In it, but not of it. TPM DC
The court's decision was a stunning loss for the Obama administration and the health care reform law. Most considered the lawsuit challenging the tax credits available through HealthCare.gov to be a last Hail Mary legal effort with little to no chance of success. Now, the law's supporters must rely on another appeals court panel -- and possibly the Supreme Court -- to uphold the subsidies that are crucial to the law's goal of extending health coverage.
The Obama administration said after the ruling that it would not have any immediate impact on those 4.7 million people or the subsidies because the ruling would be appealed.
"This ruling does not have any practical impact on their ability to receive tax credits right now," White House Press Secretary Josh Earnest said Tuesday.
But if the ruling were to stand all the way through the Supreme Court, that 4.7 million figure is the minimum number of people who would lose access to the law's financial help. Unless, of course, some of the 36 states being served by HealthCare.gov elected to set up their own marketplaces in the wake of the court's decision.
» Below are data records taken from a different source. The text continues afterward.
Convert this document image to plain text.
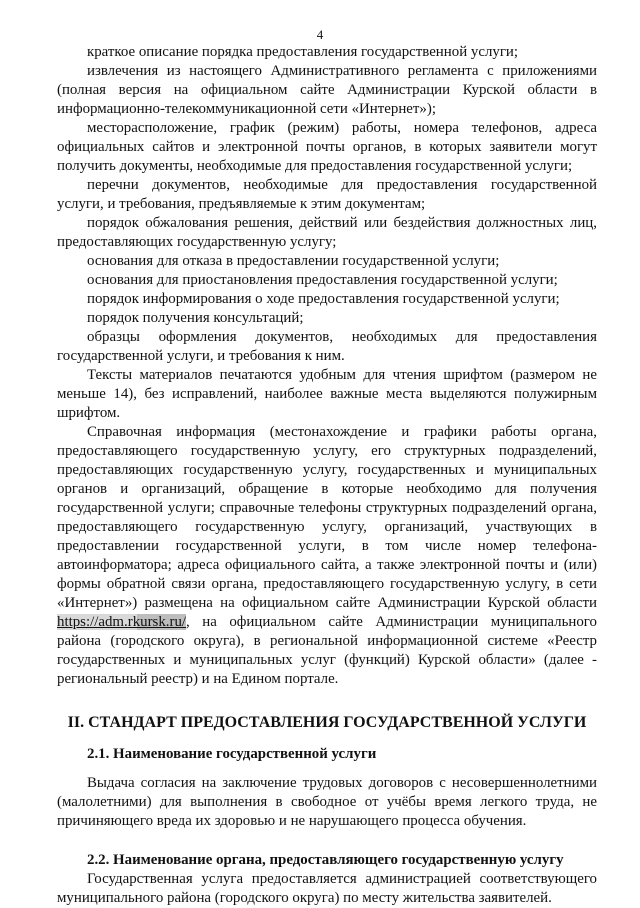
4

краткое описание порядка предоставления государственной услуги;

извлечения из настоящего Административного регламента с приложениями (полная версия на официальном сайте Администрации Курской области в информационно-телекоммуникационной сети «Интернет»);

месторасположение, график (режим) работы, номера телефонов, адреса официальных сайтов и электронной почты органов, в которых заявители могут получить документы, необходимые для предоставления государственной услуги;

перечни документов, необходимые для предоставления государственной услуги, и требования, предъявляемые к этим документам;

порядок обжалования решения, действий или бездействия должностных лиц, предоставляющих государственную услугу;

основания для отказа в предоставлении государственной услуги;

основания для приостановления предоставления государственной услуги;

порядок информирования о ходе предоставления государственной услуги;

порядок получения консультаций;

образцы оформления документов, необходимых для предоставления государственной услуги, и требования к ним.

Тексты материалов печатаются удобным для чтения шрифтом (размером не меньше 14), без исправлений, наиболее важные места выделяются полужирным шрифтом.

Справочная информация (местонахождение и графики работы органа, предоставляющего государственную услугу, его структурных подразделений, предоставляющих государственную услугу, государственных и муниципальных органов и организаций, обращение в которые необходимо для получения государственной услуги; справочные телефоны структурных подразделений органа, предоставляющего государственную услугу, организаций, участвующих в предоставлении государственной услуги, в том числе номер телефона-автоинформатора; адреса официального сайта, а также электронной почты и (или) формы обратной связи органа, предоставляющего государственную услугу, в сети «Интернет») размещена на официальном сайте Администрации Курской области https://adm.rkursk.ru/, на официальном сайте Администрации муниципального района (городского округа), в региональной информационной системе «Реестр государственных и муниципальных услуг (функций) Курской области» (далее - региональный реестр) и на Едином портале.

II. СТАНДАРТ ПРЕДОСТАВЛЕНИЯ ГОСУДАРСТВЕННОЙ УСЛУГИ

2.1. Наименование государственной услуги

Выдача согласия на заключение трудовых договоров с несовершеннолетними (малолетними) для выполнения в свободное от учёбы время легкого труда, не причиняющего вреда их здоровью и не нарушающего процесса обучения.

2.2. Наименование органа, предоставляющего государственную услугу

Государственная услуга предоставляется администрацией соответствующего муниципального района (городского округа) по месту жительства заявителей.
In addition, millions more people were expected to enroll in private coverage through Obamacare in the coming year. The Urban Institute estimated recently that 7.3 million would be receiving subsidies through HealthCare.gov by 2016. That number was expected to continue rising over the next decade.
And what happens to those people already receiving subsidies after they lose access to them? The big question -- would they have to pay them back? -- does not have a clear answer, though some are doubtful.
"I doubt the ruling would be retroactive," Tim Jost, a health law professor at Washington and Lee University who supports Obamacare, told TPM following the ruling. "I don't think we have an idea of what would happen," Linda Blumberg, an economist at the Urban Institute, told TPM.
"At this point, we do not know whether the decision would be retroactive or not," Caroline Pearson, vice president at Avalere Health, an independent consulting firm, told TPM on Tuesday. "It likely depends on the details of the final ruling."
What is more certain is that those people would lose access to the subsidies going forward. HHS had estimated that the average premium reduction afforded by the tax credits in 2014 was 76 percent. Avalere Health estimated recently that customers would see their premiums spike by that much, 76 percent, if the subsidies through HealthCare.gov were cut off.
“States, Congress, and the Administration will be under immense pressure to act to prevent large premium increases if the courts ultimately rule that individuals in federal exchanges are not eligible for tax credits,” Elizabeth Carpenter, director at Avalere Health, said in a statement. “No doubt the politics surrounding the Affordable Care Act will make any action difficult and could potentially make insurance unaffordable for millions of Americans who are already enrolled today.”